When we think of the solution to a problem, we do not necessarily generate a long CoT in our head - solutions sometimes appear to us suddenly. What is going on in our brains when this happens? Are we even conscious of the process?

That said, there are several reasons why these models may still be performing human-like reasoning:

These models are internally performing human-like reasoning (via their weights), despite the CoT tokens they are outputting. Perhaps those tokens are used as a sort of scratchpad, and are not meant to convey any sort of intention about their internal state.
Our human subconscious thought process is actually similar to the illegible tokens these models produce sometimes (bizarre if it were true)

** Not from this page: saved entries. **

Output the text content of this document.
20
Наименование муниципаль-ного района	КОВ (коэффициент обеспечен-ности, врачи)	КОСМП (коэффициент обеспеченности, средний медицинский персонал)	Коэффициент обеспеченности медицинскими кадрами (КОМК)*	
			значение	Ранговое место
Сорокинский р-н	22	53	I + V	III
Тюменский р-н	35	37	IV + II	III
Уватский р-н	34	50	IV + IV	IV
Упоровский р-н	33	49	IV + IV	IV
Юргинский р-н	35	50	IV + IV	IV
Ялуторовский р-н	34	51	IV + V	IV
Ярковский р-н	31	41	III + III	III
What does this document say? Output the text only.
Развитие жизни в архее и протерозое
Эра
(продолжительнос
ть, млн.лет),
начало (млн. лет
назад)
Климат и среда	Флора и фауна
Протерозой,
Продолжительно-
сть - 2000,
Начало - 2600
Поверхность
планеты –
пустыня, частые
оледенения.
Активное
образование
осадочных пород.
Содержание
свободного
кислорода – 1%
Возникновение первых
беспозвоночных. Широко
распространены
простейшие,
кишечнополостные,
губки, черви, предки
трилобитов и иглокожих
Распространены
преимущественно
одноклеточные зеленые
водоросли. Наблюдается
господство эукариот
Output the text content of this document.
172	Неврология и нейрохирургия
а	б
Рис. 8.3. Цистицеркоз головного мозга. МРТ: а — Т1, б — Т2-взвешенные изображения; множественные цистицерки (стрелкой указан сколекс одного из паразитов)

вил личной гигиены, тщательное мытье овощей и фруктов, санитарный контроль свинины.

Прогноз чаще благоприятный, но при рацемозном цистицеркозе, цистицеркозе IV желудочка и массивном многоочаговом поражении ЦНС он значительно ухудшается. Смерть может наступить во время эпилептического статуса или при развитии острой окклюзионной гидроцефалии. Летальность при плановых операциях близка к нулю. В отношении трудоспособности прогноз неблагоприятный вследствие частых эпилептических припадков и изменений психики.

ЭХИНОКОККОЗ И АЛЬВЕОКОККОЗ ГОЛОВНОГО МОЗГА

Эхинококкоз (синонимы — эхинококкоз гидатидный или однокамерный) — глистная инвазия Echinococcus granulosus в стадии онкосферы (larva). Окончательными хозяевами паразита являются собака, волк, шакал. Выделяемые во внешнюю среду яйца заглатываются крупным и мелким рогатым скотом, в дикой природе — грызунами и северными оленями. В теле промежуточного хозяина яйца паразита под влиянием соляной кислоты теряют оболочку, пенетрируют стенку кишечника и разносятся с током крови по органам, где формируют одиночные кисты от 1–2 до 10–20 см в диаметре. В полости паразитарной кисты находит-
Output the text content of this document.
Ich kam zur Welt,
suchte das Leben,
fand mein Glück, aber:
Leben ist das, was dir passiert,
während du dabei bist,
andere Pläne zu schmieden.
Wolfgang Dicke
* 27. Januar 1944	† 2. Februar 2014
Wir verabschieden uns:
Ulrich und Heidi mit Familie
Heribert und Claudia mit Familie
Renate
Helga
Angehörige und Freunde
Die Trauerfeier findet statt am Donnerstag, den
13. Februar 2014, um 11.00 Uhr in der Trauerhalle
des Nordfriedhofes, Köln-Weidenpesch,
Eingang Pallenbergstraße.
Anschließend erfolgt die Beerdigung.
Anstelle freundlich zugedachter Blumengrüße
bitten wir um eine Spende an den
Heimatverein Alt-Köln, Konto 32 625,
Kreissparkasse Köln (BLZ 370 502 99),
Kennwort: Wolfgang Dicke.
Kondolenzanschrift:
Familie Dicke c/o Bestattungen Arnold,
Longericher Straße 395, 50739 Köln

Of course, it may not even be necessary to replicate human reasoning to achieve generalization.

Is reasoning sufficient for generalization?

If reasoning were to truly allow for generalization, then we would see the following in upcoming LRMs:

Reasoning trained models are well better in peak performance than existing autoregressive models in many domains we would not expect and are not necessarily verifiable, such as literature.
Even if we train the model on simpler but verifiable tasks such as 'does this code compile', it eventually learns to write code that solves different tasks, e.g. LeetCode.

Till we see these aspects, the question remains unanswered.